The researcher quoted for the article said this in regards to a lava flow from the Kilauea volcano in Hawaii that erupted since last June. The lava moved at a slow and steady pace where the flow was getting close to a town, Pahoa.
“We can predict things over long timescales,” Timothy Glotch, a geosciences professor at Stony Brook said. “On very short timescales, there’s so many factors in play that you can’t make precise predictions where it’s going to go.”
Predicting where lava will flow is dependent on a few factors. Some factors include topography and lava viscosity, the fluidity of it. Kilauea is a shield volcano where the lava consists of low silica content and is mafic with a low viscosity.
Satellites limit researchers’ abilities in that it can show where lava is at. As for the flow, if lava flows through a channel, it may gain speed. Lava eventually hardens on the surface, but can travel underneath the solidified lava. At random points, small lava breaks can penetrate through the solid crust and flow as toes, which are streams resembling actual toes and are slow.
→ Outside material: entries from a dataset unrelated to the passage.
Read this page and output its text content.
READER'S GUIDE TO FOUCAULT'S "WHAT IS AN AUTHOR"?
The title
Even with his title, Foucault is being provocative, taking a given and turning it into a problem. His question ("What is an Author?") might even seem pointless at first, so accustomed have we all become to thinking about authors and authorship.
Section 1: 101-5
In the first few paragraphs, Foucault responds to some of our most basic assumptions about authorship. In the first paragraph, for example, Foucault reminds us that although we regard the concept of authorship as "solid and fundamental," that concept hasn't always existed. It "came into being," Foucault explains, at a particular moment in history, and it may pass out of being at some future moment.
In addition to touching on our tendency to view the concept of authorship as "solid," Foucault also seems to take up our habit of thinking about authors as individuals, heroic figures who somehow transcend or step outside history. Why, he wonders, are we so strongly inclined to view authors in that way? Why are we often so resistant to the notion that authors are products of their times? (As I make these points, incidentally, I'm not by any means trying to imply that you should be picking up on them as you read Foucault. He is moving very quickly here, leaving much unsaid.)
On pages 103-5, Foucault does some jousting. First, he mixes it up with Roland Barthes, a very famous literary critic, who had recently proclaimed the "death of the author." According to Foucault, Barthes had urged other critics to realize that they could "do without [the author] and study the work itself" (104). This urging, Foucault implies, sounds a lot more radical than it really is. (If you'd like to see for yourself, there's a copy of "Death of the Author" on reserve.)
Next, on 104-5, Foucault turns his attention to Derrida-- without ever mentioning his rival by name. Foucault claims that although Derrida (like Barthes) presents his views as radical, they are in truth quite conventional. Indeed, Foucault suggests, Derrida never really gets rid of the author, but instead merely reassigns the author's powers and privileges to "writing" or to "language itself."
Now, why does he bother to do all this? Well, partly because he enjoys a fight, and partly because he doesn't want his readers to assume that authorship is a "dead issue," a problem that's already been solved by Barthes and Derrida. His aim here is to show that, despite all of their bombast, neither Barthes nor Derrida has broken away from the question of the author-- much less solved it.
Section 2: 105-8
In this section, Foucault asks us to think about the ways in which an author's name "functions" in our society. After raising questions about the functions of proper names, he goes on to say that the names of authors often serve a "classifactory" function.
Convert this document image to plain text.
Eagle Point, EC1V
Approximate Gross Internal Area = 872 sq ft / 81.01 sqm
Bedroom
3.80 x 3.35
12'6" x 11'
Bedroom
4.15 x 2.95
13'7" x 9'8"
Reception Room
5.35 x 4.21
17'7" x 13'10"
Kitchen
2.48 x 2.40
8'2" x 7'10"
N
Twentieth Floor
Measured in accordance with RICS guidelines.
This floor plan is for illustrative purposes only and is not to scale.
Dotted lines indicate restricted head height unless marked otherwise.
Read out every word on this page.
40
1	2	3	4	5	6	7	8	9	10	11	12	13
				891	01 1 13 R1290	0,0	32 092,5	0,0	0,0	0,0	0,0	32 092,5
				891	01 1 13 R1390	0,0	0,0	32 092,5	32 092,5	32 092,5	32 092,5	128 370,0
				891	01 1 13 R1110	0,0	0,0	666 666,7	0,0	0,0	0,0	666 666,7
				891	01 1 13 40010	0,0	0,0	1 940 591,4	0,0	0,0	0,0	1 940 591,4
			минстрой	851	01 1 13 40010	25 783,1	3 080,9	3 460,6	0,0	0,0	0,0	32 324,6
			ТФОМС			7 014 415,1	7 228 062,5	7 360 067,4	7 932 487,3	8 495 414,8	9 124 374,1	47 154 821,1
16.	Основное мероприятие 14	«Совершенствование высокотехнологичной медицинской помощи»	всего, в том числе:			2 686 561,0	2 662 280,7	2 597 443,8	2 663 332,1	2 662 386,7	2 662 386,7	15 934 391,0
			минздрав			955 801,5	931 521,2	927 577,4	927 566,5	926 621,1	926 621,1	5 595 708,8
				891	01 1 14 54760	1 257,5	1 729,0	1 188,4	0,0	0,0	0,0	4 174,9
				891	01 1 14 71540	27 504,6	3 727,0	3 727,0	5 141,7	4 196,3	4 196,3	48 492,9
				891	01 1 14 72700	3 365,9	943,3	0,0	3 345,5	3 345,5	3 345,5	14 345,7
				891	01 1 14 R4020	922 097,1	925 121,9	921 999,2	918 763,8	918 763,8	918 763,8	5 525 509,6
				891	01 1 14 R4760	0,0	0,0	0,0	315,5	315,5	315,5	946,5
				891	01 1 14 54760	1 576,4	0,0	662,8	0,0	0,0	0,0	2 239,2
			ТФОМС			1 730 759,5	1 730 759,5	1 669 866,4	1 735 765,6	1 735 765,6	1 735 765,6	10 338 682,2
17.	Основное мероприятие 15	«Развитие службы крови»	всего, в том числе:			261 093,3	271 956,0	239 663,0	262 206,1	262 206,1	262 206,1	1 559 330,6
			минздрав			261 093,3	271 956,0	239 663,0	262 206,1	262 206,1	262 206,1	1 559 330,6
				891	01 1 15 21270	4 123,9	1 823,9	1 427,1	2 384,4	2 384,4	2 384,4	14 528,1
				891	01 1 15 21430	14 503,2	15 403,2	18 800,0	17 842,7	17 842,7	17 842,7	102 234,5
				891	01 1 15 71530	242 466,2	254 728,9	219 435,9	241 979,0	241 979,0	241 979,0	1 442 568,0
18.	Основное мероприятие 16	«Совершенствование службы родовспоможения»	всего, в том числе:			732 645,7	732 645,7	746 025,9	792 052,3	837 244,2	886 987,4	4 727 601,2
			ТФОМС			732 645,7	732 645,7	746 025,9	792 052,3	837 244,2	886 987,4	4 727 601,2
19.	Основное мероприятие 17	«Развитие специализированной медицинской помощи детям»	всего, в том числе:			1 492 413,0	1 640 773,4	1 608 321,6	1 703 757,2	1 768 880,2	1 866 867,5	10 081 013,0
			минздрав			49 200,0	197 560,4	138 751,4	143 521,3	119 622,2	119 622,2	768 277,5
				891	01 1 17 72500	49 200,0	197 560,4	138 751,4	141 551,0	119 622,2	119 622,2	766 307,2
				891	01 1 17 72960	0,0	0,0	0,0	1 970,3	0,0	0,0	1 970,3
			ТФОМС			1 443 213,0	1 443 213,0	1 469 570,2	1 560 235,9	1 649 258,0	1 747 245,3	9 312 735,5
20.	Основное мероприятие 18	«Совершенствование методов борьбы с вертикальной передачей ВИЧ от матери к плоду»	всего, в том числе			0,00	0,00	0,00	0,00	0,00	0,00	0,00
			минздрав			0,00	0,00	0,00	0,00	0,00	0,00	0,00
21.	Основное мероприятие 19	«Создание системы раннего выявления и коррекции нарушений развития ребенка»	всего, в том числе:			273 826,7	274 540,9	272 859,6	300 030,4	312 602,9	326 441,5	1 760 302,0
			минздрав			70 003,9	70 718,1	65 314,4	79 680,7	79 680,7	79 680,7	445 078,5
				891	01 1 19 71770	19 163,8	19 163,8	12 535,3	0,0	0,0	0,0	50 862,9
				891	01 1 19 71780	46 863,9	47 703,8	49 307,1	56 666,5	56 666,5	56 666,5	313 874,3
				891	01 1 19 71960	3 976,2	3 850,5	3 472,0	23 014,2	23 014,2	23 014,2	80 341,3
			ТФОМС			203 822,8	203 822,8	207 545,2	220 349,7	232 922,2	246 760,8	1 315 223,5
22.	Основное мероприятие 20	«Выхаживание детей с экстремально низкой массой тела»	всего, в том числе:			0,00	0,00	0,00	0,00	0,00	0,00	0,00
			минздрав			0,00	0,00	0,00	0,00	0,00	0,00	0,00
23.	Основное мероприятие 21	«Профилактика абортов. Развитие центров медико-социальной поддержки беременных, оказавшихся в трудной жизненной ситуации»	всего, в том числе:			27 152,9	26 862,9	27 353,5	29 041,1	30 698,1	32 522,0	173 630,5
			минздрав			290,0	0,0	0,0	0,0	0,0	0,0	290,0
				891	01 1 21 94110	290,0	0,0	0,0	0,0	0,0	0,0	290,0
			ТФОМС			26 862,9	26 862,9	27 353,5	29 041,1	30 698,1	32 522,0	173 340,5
“On any given day, lava can go from one place underground to another place,” Glotch said. “You might have another breakout you weren’t necessarily expecting.”
Kilauea first erupted in 1983, but has since had eruptions coming out of side vents. Lava escapes from vents around the caldera and can make for unexpected breakouts. This was the case for the June 27 2014 eruption that erupted around the Pu’u O’o crater.
Glotch spent time in Hawaii with the Hawaii Volcano Observatory studying volcanic activity. The HVO is also tracking Kilauea’s activity and providing updated information regarding locations of outbreaks along the flow. He said “they literally have a guy” who uses a handheld GPS to “walk around the perimeter of an active flow” to log updated extensions. This is made possible to the lava’s slow movement.
As for Pahoa, the lava flow became inactive that on Mar. 25, the HVO downgraded the threat level from a warning to watch. It also anticipated that “it will be at least months before lava could reach to within one mile or one week of homes or infrastructure.” As of the last seven days, the HVO’s hazard summary said breakouts “have advanced into Pāhoa and may threaten residential areas depending on their level of activity and advance rate.”